En effet, il est ressorti des entretiens que les prévenus ont été soumis à des traitements humiliants et dégradants dans le but de les intimider. Dans le centre et à la tribune officielle, les victimes ont affirmé avoir subi une série d’actes (surpopulation des chambres, manque d’aération et de sanitaires,…) attentatoires à leur dignité.

Durant la période, les militants d’AEC ont constaté que le travail des associations de protection des droits humains continue à faire l’objet d’entraves par les agents publics. Lors de la visite effectuée à la tribune officielle pour vérifier les conditions de détention, les forces de sécurité (police, gendarmerie) ont empêché aux membres de la mission de prendre des photos. Pire, leur présence au moment des entretiens a instaurée un climat de méfiance entre les membres de la mission et les détenus.

Par ailleurs, la pandémie du COVID-19 a accentué la situation de vulnérabilité des migrants installés ou bloqués au Niger. Le secteur informel, véritable poumon de l’économie populaire, qui embauche les migrants a été sérieusement impacté par les mesures sécuritaires liées à l’état d’urgence sanitaire. En effet, le confinement et le couvre-feu se sont traduits par l’arrêt brusque du fonctionnement des restaurants, bars, boites de nuit, salles de spectacle et de jeux. Ce sont ces secteurs qui offrent de petits boulots aux migrants dans les centres urbains. Du coup, de nombreux migrants se sont retrouvés sans emplois et sans ressources pour survivre. Pire, les mesures barrières de distanciation physique et la psychose née de la pandémie ont brisé la chaîne de solidarité envers eux.

Pouvez-vous partager avec nous une expérience (en lien avec les droits des migrants et idéalement depuis le début de la pandémie) que vous considérez comme une expérience de référence pour AEC ?

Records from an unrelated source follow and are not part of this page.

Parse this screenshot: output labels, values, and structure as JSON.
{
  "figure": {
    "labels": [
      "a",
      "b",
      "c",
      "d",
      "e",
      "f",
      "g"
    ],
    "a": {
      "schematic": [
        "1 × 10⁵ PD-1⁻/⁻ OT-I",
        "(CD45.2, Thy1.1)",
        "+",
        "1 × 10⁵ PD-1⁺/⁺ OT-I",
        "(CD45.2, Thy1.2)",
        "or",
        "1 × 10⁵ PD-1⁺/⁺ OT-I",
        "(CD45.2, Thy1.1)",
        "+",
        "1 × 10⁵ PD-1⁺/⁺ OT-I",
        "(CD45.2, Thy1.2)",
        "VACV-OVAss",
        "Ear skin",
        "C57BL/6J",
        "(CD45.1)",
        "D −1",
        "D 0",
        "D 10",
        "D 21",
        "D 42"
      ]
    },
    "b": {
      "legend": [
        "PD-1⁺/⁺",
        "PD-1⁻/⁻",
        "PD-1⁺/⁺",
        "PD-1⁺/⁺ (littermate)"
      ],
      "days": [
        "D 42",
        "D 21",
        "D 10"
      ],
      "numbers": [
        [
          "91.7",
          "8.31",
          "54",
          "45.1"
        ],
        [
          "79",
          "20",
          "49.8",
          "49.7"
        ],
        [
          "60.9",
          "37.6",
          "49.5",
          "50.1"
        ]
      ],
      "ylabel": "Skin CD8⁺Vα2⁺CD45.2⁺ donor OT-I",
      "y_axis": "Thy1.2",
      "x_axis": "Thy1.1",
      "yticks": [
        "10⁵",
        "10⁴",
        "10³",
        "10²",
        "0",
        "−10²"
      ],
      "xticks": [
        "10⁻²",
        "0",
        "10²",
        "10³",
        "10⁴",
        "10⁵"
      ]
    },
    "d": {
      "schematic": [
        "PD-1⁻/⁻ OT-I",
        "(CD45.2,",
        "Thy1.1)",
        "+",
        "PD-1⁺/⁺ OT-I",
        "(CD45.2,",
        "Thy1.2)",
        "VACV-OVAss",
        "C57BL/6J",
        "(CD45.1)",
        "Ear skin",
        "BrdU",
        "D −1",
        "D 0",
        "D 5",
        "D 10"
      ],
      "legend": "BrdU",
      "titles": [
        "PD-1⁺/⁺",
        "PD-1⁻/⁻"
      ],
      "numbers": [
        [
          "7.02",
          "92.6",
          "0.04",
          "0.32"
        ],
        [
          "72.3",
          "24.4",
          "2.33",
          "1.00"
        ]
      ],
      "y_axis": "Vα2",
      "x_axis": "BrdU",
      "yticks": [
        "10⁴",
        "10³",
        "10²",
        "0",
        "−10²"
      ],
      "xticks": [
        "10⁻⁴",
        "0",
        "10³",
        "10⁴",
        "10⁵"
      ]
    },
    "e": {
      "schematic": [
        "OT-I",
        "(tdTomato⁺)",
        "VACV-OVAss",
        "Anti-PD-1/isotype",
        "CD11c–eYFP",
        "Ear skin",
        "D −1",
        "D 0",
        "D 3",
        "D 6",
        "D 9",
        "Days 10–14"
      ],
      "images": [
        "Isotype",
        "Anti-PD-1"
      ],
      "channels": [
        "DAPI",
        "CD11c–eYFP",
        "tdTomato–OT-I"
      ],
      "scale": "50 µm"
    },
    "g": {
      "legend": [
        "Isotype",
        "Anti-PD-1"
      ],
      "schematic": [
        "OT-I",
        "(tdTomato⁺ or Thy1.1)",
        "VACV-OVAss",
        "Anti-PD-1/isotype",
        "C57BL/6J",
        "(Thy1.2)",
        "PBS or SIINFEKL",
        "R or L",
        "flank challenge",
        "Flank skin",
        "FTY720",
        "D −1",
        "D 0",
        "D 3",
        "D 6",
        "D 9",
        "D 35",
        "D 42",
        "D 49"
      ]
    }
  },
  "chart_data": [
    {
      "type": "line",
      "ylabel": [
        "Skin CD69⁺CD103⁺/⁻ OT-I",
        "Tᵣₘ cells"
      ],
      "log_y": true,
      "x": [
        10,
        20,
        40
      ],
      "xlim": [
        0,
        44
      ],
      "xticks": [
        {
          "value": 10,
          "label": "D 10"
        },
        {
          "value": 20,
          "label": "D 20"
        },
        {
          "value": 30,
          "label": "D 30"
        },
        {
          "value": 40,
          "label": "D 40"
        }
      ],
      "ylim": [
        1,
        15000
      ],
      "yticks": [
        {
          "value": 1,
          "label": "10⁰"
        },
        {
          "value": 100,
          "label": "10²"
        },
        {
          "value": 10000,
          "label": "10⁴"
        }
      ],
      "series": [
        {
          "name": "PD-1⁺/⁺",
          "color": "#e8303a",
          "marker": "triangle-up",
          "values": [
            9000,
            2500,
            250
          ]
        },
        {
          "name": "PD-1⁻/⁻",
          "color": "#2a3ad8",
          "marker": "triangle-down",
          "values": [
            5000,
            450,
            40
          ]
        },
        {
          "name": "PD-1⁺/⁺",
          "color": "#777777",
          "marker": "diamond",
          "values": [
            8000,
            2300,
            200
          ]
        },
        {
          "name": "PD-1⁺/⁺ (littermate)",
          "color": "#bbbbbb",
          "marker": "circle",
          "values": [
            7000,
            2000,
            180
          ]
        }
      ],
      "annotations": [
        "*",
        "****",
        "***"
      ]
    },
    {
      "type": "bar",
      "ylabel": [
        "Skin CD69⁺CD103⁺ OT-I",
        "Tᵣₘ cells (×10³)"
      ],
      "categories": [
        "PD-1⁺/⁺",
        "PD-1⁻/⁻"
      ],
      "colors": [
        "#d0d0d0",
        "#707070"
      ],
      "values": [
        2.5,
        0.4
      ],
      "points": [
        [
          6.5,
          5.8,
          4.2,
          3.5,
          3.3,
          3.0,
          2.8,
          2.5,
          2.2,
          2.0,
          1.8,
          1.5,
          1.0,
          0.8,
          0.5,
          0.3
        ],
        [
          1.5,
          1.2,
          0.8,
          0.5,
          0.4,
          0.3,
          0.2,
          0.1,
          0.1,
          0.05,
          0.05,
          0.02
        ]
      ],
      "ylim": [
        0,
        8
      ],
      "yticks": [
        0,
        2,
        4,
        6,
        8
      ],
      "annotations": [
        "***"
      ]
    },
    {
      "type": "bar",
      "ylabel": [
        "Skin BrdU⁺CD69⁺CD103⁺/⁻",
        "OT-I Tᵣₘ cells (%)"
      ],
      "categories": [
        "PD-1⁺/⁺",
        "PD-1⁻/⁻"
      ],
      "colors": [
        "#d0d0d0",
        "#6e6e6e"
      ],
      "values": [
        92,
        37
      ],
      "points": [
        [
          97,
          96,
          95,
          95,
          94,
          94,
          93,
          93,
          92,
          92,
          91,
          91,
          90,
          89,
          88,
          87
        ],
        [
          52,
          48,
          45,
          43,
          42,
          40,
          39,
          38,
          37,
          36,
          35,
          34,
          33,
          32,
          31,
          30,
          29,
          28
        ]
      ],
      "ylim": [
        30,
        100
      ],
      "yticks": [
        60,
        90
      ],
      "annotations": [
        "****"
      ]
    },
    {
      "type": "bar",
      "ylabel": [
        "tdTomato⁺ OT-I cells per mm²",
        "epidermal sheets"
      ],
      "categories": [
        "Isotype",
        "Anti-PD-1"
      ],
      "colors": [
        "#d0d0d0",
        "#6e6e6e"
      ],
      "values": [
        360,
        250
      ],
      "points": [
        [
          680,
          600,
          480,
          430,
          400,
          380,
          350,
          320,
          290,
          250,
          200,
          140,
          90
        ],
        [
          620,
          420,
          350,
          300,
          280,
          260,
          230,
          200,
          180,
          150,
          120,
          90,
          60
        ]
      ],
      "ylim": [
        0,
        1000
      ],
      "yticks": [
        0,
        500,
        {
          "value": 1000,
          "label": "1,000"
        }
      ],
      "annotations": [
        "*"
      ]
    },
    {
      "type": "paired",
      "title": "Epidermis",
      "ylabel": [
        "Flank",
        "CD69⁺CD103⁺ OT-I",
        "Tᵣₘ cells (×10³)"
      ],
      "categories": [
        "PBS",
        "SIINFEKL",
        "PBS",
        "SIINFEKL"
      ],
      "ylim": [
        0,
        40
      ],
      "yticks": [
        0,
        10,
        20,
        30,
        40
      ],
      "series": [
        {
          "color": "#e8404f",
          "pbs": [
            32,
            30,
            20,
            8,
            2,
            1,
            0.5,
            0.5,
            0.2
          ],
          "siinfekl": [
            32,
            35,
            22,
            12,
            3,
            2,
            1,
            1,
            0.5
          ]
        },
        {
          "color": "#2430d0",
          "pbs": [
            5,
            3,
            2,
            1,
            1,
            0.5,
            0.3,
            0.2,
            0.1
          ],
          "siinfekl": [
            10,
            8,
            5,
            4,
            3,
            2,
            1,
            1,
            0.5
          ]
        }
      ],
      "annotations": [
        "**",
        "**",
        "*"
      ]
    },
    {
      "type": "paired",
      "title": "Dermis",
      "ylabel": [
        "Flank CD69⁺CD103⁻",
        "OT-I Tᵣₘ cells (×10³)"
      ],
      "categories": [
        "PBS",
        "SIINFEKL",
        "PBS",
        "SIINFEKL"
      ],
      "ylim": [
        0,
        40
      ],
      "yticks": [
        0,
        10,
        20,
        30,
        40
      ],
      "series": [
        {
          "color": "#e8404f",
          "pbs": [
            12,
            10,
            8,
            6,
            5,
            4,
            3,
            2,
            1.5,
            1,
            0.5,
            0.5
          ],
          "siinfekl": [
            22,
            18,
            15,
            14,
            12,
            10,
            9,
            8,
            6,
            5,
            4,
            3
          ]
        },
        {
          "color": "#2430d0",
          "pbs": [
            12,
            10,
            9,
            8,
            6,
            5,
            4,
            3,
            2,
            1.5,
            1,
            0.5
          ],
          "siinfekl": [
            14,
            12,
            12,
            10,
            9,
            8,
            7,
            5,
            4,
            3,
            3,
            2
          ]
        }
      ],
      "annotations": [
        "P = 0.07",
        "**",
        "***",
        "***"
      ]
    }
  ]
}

En juin dernier, un partenariat stratégique entre AEC, la MdM et la CNDH du Niger a permis la libération, le rétablissement des liens familiaux et le retour au bercail de 3 jeunes nigériens dont 2 étaient incarcérés à la maison d’arrêt de Gao. Les 2 mineurs âgés de 15 et 16 ans ont été relaxés par la justice, après un séjour carcéral de plus de 3 mois. Depuis leur remise en liberté, ils étaient logés, nourris, habillés et suivis médicalement –COVID19 oblige- par cette structure caritative. Le troisième âgé de 17 ans a quitté Tchintabaraden (région de Tahoua) pour le sud algérien. Après plusieurs mois d’errance, il s’est retrouvé sur en compagnie d’autres migrants un site d’orpaillage au nord Mali. Epuisé par de longs mois de labeur sans paiement, il réussit à s’enfuir pour rallier Gao, à bord d’un camion de transport de marchandises. Pendant tout le temps qu’a duré leur parcours migratoire, les familles étaient sans nouvelles de leurs enfants. C’est dans ce contexte, que M. Eric Kamdem Alain, coordinateur de la MdM, a sollicité AEC pour rétablir le contact avec leurs familles. Dans la foulée, saisie du dossier, la CNDH a menée des démarches auprès du ministère de l’Intérieur pour obtenir le retour des enfants au Niger, malgré la fermeture des frontières liées à l’état d’urgence sanitaire. Finalement, les garçons ont été accueillis à l’espace Frantz Fanon de Niamey par les 2 commissaires aux droits humains, des responsables d’AEC, le président du Conseil des éleveurs Nord Tillabéri et des membres de leurs familles.